Perhaps there are people out there who are always on the same page as their spouse. Perhaps they never hesitate to have a difficult conversation with their spouse. Maybe their spouse always seems to be in tune with their needs and so they always feel taken care of. And to be fair, there have been times in my marriage where all those things were true. But to be honest, I would say that was more the exception than the day-to-day reality of plowing through our daily grinds.
Have you ever needed to have a difficult conversation with your spouse? One that you’re pretty sure isn’t going to go well, no matter how you approach it? I have, and guess what? Spoiler alert: it doesn’t go well. But those conversations and important and essential to have. Those conversations take bravery to start and they take courage to work through. And it is imperative that it isn’t just one person being brave and courageous each time. Each of you must take your turn being fearless.
I’m going to take a dip into the deep end of taboo subjects now: marriage counseling. You know what takes guts? Acknowledging that you need help and going to get it. I had thought for a long time that maybe our marriage needed the guidance of a counselor. But each time I would have that thought, I would quickly say to myself, “no, you don’t need it. It’s not like divorce is on the table right now. Counseling is for couples who are seriously considering divorce.” Um, no. That is so wrong and naive and honestly, stupid to think. I wouldn’t run a marathon without a training plan. I don’t wait until I need to be hospitalized before going to the doctor, so why would I wait until I feel like my marriage is toeing the line of separation before seeking help? Once I changed my perspective on counseling it allowed me to be brave in bringing up the idea to my spouse.
Once I had the courage to have the hard conversation about counseling, I felt as though a huge weight had been taken off my shoulders and my heart. And yes, it sucks.
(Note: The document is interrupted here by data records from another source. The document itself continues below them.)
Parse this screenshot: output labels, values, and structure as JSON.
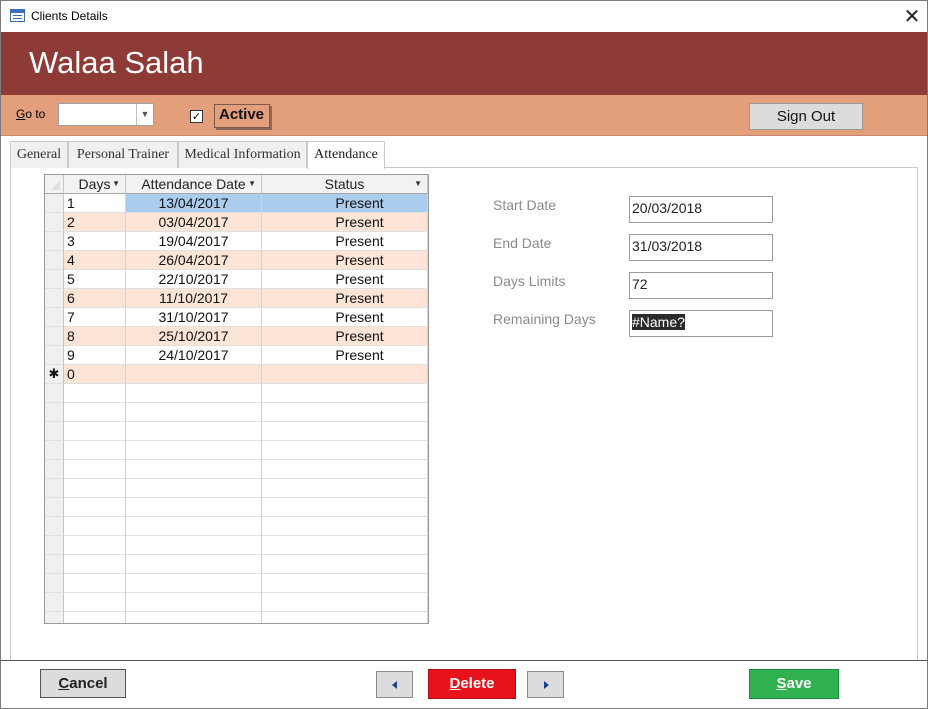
{
  "window": {
    "title": "Clients Details",
    "close_icon": "close-icon"
  },
  "header": {
    "client_name": "Walaa Salah",
    "band_color": "#8e3b38"
  },
  "toolbar": {
    "goto_label_prefix": "G",
    "goto_label_rest": "o to",
    "goto_value": "",
    "active_checked": true,
    "active_label": "Active",
    "signout_label": "Sign Out",
    "band_color": "#e39e7c"
  },
  "tabs": [
    {
      "label": "General",
      "selected": false
    },
    {
      "label": "Personal Trainer",
      "selected": false
    },
    {
      "label": "Medical Information",
      "selected": false
    },
    {
      "label": "Attendance",
      "selected": true
    }
  ],
  "attendance": {
    "columns": [
      "Days",
      "Attendance Date",
      "Status"
    ],
    "rows": [
      {
        "days": "1",
        "date": "13/04/2017",
        "status": "Present",
        "selected": true
      },
      {
        "days": "2",
        "date": "03/04/2017",
        "status": "Present"
      },
      {
        "days": "3",
        "date": "19/04/2017",
        "status": "Present"
      },
      {
        "days": "4",
        "date": "26/04/2017",
        "status": "Present"
      },
      {
        "days": "5",
        "date": "22/10/2017",
        "status": "Present"
      },
      {
        "days": "6",
        "date": "11/10/2017",
        "status": "Present"
      },
      {
        "days": "7",
        "date": "31/10/2017",
        "status": "Present"
      },
      {
        "days": "8",
        "date": "25/10/2017",
        "status": "Present"
      },
      {
        "days": "9",
        "date": "24/10/2017",
        "status": "Present"
      }
    ],
    "new_row": {
      "marker": "✱",
      "days": "0",
      "date": "",
      "status": ""
    },
    "alt_row_color": "#fce4d6",
    "selected_row_color": "#aacdee"
  },
  "fields": {
    "start_date": {
      "label": "Start Date",
      "value": "20/03/2018"
    },
    "end_date": {
      "label": "End Date",
      "value": "31/03/2018"
    },
    "days_limits": {
      "label": "Days Limits",
      "value": "72"
    },
    "remaining_days": {
      "label": "Remaining Days",
      "value": "#Name?"
    }
  },
  "buttons": {
    "cancel_prefix": "C",
    "cancel_rest": "ancel",
    "delete_prefix": "D",
    "delete_rest": "elete",
    "save_prefix": "S",
    "save_rest": "ave",
    "prev_icon": "triangle-left-icon",
    "next_icon": "triangle-right-icon",
    "delete_color": "#e8121b",
    "save_color": "#2fb14f"
  }
}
It sucks so bad to acknowledge the need for help with something that you “shouldn’t” or “aren’t supposed to need help with” or that “shouldn’t be hard”. Marriage is hard when you want it to be more than a checklist of tasks that you go through each day. Marriage is easy(ier) when you’re okay with the idea of your spouse being your roommate. Some days marriage is easy and you feel deeply connected to your partner and some days you’re trying hard to think of something to make small talk about and nothing comes to mind. All of that has literally happened in the same week. Marriage is ridiculous. But when you’re brave enough to have hard conversations and courageous enough to seek help when you need it (or when you think you need it), then it becomes less ridiculous and more awesome.
If you think you need marriage counseling, or your spouse thinks you need it, then you need it. Not because you’ve “failed” or are “failing” or because you “can’t” do it, but because it helps. It absolutely helps to have a neutral adult tell you how to be an adult. Obviously, counseling is much more than that, but hopefully you’re seeing the point I’m trying to make. Be brave about what you need, be courageous in seeking it out, be vulnerable to be better. And if what I’ve said rings true for you, hand this over to your spouse and ask them to read it too. If one of you think you should try talking to a counselor then you should definitely do it. And know you’re not alone. I’m in the boat with you and I’m willing to bet a lot more people than you think are in it too (despite what their social media accounts might portray).